Max Planck on Albert Einstein
THE life of Albert Einstein appeared to be one long series of failures and disappointments. Even his mother was distressed at how slowly he learned to talk. His elementary-school teachers thought him a foolish dreamer. They complained that he was constantly disrupting classroom discipline with his silly questions. One teacher even told the boy bluntly that he would prefer that Einstein drop out of his class.
He had few friends in school. Losing interest in his courses, he dropped out of high school. Without a high-school diploma, he had to take special exams to enter college, but he did not pass them and had to take them a second time. He even failed the exam for the Swiss military because he had flat feet.

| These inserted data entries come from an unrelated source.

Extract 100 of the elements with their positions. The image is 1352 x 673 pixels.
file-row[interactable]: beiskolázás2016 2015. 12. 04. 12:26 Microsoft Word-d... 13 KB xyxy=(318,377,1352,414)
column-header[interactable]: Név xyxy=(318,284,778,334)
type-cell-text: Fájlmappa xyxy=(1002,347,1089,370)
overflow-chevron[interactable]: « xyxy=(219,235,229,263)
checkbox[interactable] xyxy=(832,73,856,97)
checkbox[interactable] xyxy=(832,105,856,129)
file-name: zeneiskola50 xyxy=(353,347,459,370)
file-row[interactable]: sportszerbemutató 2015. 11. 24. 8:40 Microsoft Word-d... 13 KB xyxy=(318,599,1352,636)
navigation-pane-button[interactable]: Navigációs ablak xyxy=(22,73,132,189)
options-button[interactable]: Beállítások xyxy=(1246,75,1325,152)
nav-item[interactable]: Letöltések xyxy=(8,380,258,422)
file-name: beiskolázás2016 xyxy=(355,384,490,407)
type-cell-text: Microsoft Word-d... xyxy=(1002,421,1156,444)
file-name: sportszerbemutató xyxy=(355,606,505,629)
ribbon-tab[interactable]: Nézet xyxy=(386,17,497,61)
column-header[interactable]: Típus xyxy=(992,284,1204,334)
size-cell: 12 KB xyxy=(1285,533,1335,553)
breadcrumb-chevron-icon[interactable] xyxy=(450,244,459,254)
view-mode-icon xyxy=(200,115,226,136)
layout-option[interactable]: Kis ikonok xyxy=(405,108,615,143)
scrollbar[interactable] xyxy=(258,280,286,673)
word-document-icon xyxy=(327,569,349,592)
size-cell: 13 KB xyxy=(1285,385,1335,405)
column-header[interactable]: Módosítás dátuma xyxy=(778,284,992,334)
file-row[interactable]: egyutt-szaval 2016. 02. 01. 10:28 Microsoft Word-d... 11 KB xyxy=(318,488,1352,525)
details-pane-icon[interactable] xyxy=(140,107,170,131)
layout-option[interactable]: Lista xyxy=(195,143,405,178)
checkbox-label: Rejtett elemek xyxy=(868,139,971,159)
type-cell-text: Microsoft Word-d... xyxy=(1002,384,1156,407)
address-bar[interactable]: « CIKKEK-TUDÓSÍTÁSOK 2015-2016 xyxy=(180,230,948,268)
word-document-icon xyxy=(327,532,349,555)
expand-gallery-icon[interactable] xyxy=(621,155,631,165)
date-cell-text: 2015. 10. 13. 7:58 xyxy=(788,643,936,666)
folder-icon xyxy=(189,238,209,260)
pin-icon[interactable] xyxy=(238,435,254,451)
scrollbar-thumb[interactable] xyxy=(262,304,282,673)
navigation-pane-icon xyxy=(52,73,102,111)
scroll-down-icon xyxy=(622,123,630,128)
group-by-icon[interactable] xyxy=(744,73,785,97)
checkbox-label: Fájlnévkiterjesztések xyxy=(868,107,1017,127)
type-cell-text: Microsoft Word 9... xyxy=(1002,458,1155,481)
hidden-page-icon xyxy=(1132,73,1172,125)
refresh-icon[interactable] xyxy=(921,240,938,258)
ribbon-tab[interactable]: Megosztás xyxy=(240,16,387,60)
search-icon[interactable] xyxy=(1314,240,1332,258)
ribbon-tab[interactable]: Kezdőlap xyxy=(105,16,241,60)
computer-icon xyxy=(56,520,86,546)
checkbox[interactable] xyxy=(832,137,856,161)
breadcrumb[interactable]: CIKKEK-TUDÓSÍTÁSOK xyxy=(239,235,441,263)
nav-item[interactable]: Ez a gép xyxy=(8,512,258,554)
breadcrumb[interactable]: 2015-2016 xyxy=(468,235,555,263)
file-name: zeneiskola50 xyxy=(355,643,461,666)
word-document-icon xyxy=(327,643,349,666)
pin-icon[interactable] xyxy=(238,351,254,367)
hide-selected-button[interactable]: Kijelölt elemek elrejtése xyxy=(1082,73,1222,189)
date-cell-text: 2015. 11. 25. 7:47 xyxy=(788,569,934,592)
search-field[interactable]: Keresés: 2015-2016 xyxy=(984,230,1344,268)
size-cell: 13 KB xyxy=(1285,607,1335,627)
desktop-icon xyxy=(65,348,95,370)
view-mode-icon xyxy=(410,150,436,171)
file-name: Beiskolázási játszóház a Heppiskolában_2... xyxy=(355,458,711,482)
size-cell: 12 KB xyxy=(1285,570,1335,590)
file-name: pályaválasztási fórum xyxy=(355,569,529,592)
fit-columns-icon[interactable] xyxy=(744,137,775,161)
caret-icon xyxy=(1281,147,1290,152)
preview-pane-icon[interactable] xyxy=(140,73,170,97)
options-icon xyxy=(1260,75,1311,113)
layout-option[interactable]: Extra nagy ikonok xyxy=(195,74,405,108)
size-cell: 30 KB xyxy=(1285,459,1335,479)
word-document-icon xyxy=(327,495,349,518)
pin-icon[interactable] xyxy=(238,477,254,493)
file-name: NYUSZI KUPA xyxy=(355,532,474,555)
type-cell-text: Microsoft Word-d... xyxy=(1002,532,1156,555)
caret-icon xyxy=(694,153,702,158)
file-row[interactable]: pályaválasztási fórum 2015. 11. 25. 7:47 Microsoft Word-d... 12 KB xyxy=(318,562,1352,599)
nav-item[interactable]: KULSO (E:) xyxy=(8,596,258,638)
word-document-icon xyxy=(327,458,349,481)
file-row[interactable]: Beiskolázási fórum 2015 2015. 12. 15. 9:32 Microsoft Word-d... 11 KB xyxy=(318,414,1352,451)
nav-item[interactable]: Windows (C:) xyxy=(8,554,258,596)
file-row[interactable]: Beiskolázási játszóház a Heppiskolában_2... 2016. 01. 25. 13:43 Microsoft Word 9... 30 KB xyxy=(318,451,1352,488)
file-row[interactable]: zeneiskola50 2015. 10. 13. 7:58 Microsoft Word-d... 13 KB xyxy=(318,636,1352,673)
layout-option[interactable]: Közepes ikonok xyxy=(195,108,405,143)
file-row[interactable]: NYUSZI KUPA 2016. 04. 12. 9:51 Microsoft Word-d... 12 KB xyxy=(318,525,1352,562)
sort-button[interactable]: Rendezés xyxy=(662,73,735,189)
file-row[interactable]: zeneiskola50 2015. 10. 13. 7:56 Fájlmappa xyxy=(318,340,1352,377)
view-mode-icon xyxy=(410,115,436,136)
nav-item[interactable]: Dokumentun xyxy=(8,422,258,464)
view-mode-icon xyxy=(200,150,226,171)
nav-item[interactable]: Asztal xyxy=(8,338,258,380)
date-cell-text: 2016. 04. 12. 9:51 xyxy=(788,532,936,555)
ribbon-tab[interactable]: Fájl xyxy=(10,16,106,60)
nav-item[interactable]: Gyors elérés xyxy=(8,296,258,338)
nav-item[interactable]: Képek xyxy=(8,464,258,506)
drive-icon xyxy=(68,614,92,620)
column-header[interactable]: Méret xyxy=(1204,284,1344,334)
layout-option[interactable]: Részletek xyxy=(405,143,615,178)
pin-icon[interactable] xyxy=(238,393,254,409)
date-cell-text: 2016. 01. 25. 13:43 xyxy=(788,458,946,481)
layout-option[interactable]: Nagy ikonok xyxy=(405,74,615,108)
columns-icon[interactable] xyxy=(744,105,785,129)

After graduation, he could not get a job. He was an unemployed physicist who was passed over for a teaching position at the university and was rejected for jobs everywhere he applied. He earned barely 3 francs an hour—a pittance—by tutoring students. He told his friend Maurice Solovine that “an easier way of earning a living would be to play the violin in public places.”
Einstein was a man who rejected the things most men chase after, such as power and money. However, he once noted pessimistically, “By the mere existence of his stomach, everyone is condemned to participate in that chase.” Finally, through the influence of a friend, he landed a lowly job as a clerk at the Swiss patent office in Bern, earning just enough money so his parents would not have to support him. On his meager salary, he supported his young wife and their newborn baby.
Lacking financial resources or connections with the scientific establishment, Einstein began to work in solitude at the patent office. In between patent applications, his mind drifted to problems that had intrigued him as a youth. He then undertook a task that would eventually change the course of human history. His tool was the fourth dimension.
Wherein lies the essence of Einstein’s genius? In
The Ascent of Man
, Jacob Bronowski wrote: “The genius of men like Newton and Einstein lies in that: they ask transparent, innocent questions which turn out to have catastrophic answers. Einstein was a man who could ask immensely simple questions.”
1
As a child, Einstein asked himself the simple question: What would a light beam look like if you could catch up with one? Would you see a stationary wave, frozen in time? This question set him on a 50-year journey through the mysteries of space and time.
Imagine trying to overtake a train in a speeding car. If we hit the gas pedal, our car races neck-and-neck with the train. We can peer inside the train, which now appears to be at rest. We can see the seats and the people, who are acting as though the train weren’t moving. Similarly, Einstein as a child imagined traveling alongside a light beam. He thought that the light beam should resemble a series of stationary waves, frozen in time; that is, the light beam should appear motionless.
When Einstein was 16 years old, he spotted the flaw in this argument. He recalled later,
After ten years of reflection such a principle resulted from a paradox upon which I had already hit at the age of sixteen: If I pursue a beam of light with the velocity
c
(velocity of light in a vacuum) I should observe such a beam of light as a spatially oscillatory electromagnetic field at rest. However,
there seems to be no such thing, whether on the basis of experience or according to Maxwell’s equations.
2
In college, Einstein confirmed his suspicions. He learned that light can be expressed in terms of Faraday’s electric and magnetic fields, and that these fields obey the field equations found by James Clerk Maxwell. As he suspected, he found that stationary, frozen waves are not allowed by Maxwell’s field equations. In fact, Einstein showed that a light beam travels at the
same
velocity
c
, no matter how hard you try to catch up with it.